Sophomore Year

Discussion in 'Fan Fiction' started by Jackson_In_A_Bocks, Sep 26, 2012.

  1. Alright, we all know high school is a bitch. I'm a sophomore and I'm experiencing a lot of stress and problems. Fortunately for story telling's sake, most involve love.
    Let me introduce myself. I'm Jackson. Tall, skinny, long, light brown hair and blue eyes. Imagine a hipster version of Eric Forman from That 70's Show. As I said, I'm a sophomore in high school. I don't have too many friends. I have Geoffrey, a musical goofball. Reki, an artsy goofball. And Carrie, an artistic and almost poetic girl who wishes that life was all about painting and tea.
    Now, I haven't always liked Carrie. We didn't talk much until the end of freshman year. Lately, for some reason she had budded into a flower of hope in my terminal and spiraling life. I look forward to seeing her everyday and a day that I don't see her is a bad one.
    We talked a lot the first week of school but lunch with her, Geoffrey, and Reki soon became a meal of three. Carrie had other friends. Cooler friends. She didn't really need us, especially me.

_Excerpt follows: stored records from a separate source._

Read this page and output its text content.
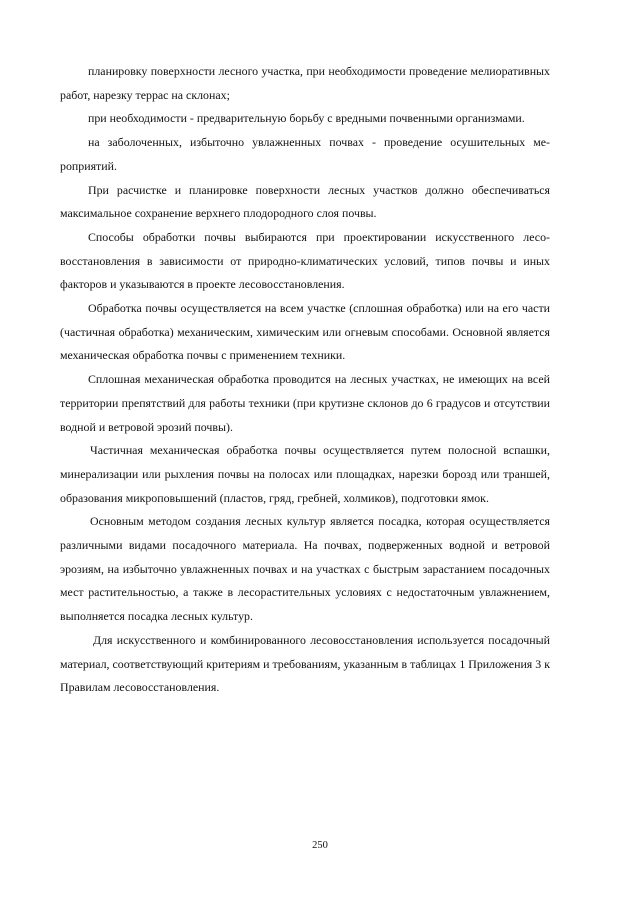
планировку поверхности лесного участка, при необходимости проведение мелиоративных работ, нарезку террас на склонах;

при необходимости - предварительную борьбу с вредными почвенными организмами.

на заболоченных, избыточно увлажненных почвах - проведение осушительных мероприятий.

При расчистке и планировке поверхности лесных участков должно обеспечиваться максимальное сохранение верхнего плодородного слоя почвы.

Способы обработки почвы выбираются при проектировании искусственного лесовосстановления в зависимости от природно-климатических условий, типов почвы и иных факторов и указываются в проекте лесовосстановления.

Обработка почвы осуществляется на всем участке (сплошная обработка) или на его части (частичная обработка) механическим, химическим или огневым способами. Основной является механическая обработка почвы с применением техники.

Сплошная механическая обработка проводится на лесных участках, не имеющих на всей территории препятствий для работы техники (при крутизне склонов до 6 градусов и отсутствии водной и ветровой эрозий почвы).

Частичная механическая обработка почвы осуществляется путем полосной вспашки, минерализации или рыхления почвы на полосах или площадках, нарезки борозд или траншей, образования микроповышений (пластов, гряд, гребней, холмиков), подготовки ямок.

Основным методом создания лесных культур является посадка, которая осуществляется различными видами посадочного материала. На почвах, подверженных водной и ветровой эрозиям, на избыточно увлажненных почвах и на участках с быстрым зарастанием посадочных мест растительностью, а также в лесорастительных условиях с недостаточным увлажнением, выполняется посадка лесных культур.

Для искусственного и комбинированного лесовосстановления используется посадочный материал, соответствующий критериям и требованиям, указанным в таблицах 1 Приложения 3 к Правилам лесовосстановления.

250
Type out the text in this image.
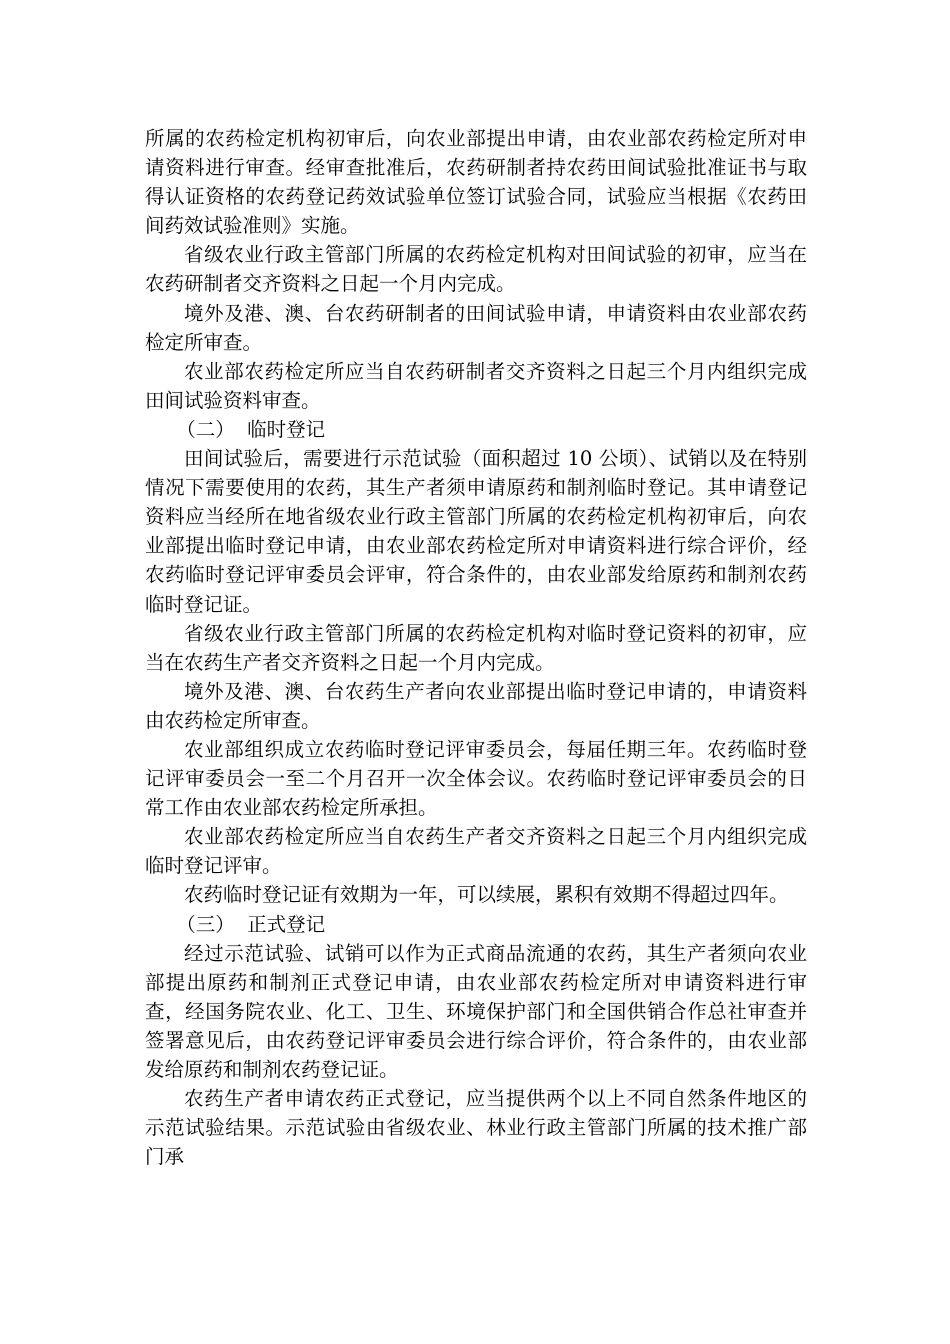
所属的农药检定机构初审后，向农业部提出申请，由农业部农药检定所对申请资料进行审查。经审查批准后，农药研制者持农药田间试验批准证书与取得认证资格的农药登记药效试验单位签订试验合同，试验应当根据《农药田间药效试验准则》实施。

省级农业行政主管部门所属的农药检定机构对田间试验的初审，应当在农药研制者交齐资料之日起一个月内完成。

境外及港、澳、台农药研制者的田间试验申请，申请资料由农业部农药检定所审查。

农业部农药检定所应当自农药研制者交齐资料之日起三个月内组织完成田间试验资料审查。

（二）  临时登记

田间试验后，需要进行示范试验（面积超过 10 公顷）、试销以及在特别情况下需要使用的农药，其生产者须申请原药和制剂临时登记。其申请登记资料应当经所在地省级农业行政主管部门所属的农药检定机构初审后，向农业部提出临时登记申请，由农业部农药检定所对申请资料进行综合评价，经农药临时登记评审委员会评审，符合条件的，由农业部发给原药和制剂农药临时登记证。

省级农业行政主管部门所属的农药检定机构对临时登记资料的初审，应当在农药生产者交齐资料之日起一个月内完成。

境外及港、澳、台农药生产者向农业部提出临时登记申请的，申请资料由农药检定所审查。

农业部组织成立农药临时登记评审委员会，每届任期三年。农药临时登记评审委员会一至二个月召开一次全体会议。农药临时登记评审委员会的日常工作由农业部农药检定所承担。

农业部农药检定所应当自农药生产者交齐资料之日起三个月内组织完成临时登记评审。

农药临时登记证有效期为一年，可以续展，累积有效期不得超过四年。

（三）  正式登记

经过示范试验、试销可以作为正式商品流通的农药，其生产者须向农业部提出原药和制剂正式登记申请，由农业部农药检定所对申请资料进行审查，经国务院农业、化工、卫生、环境保护部门和全国供销合作总社审查并签署意见后，由农药登记评审委员会进行综合评价，符合条件的，由农业部发给原药和制剂农药登记证。

农药生产者申请农药正式登记，应当提供两个以上不同自然条件地区的示范试验结果。示范试验由省级农业、林业行政主管部门所属的技术推广部门承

    Last week she had a bonfire at her house. She invited me but I had a family dinner. Done of her more popular friends attended. After a while, it started raining so they all went inside.
    Not long after that, Steven arrived. He knocked at her door in the rain. He came in and they talked for a bit. Soon enough they were outside, kissing in the rain.
     
  2. Jack! It's Danzo. Nice to see you back, man! 

    Nice
     
  3. Who the hell's Steven? :/
     
  4. Sorry, I missed a key point in that last point. Steven is this guy who is also a sophomore. He has long blonde hair, a clayed back personality and sense of humor. He doesn't smile very much, though. Ts like he's waiting for something. He hangs out with cool guys but, unlike most of them, he actually seems like a decent person.
    He was invited to the bonfire and told Carrie he might show up. As I told you, he did show up. The way I heard it, they talked for a while and at some point one of them (I'm praying it wasn't Carrie) said that they should go make out in the rain.
    Carrie is apparently a hopeless romantic (or a whore) who couldn't pass up a movie-esque opportunity by a seemingly nice guy who is also hot.
    I just can't get over what could have happened had I been there.
     
  5. Awhhh do u like carrie?
     
  6. I first heard this news the day after the bonfire during lunch with everyone. Some of Carrie's friends came over to where we were sitting and started asking about it. When the full story was finally out, I left. I had to be alone.
    That was last week. The next day, Carrie texted me. "I don't know what to do. I'm starting to like Sven and I don't think he would want that."
    In my mind I was telling her that she sucked for kissing him especially if she didn't even like him. And now, I'm stuck giving her advice that's keeping her from me.
    "Does he make you happy?" I asked. Trying to be supportive, I told her "You should go for it if you are happy."
    I still hate myself for telling her that. I couldn't tell her how I felt because she was already confused. She couldn't handle anything more. I also couldn't be a dick and tell her that he doesn't really care about her. (I still don't know what he feels)
     
  7. Fast-forward to 3 days later. I audition for the school play. It's my second time being in a play but the first was in eighth grade and was a shitfest so I don't think that really counts. After everyone had auditioned, the director asked all of the boys girls to separate and to line up. The guys had to do accents and walks and then we say down.
    The girls were brought on stage and told to "get the attention" of a man in the sound booth. They started, and this is the only way to put this, rubbing themselves on everything. It was the most strange thing I've seen a group of girls do. Last year, I would've stared in aw and basked in the sexuality that was oozing from the stage. The whole thing with Carrie kinda made me think. I didn't see it as attractive or sexy but more as low and demeaning. It was gross. I don't really know why I felt that way. Carrie was changing me.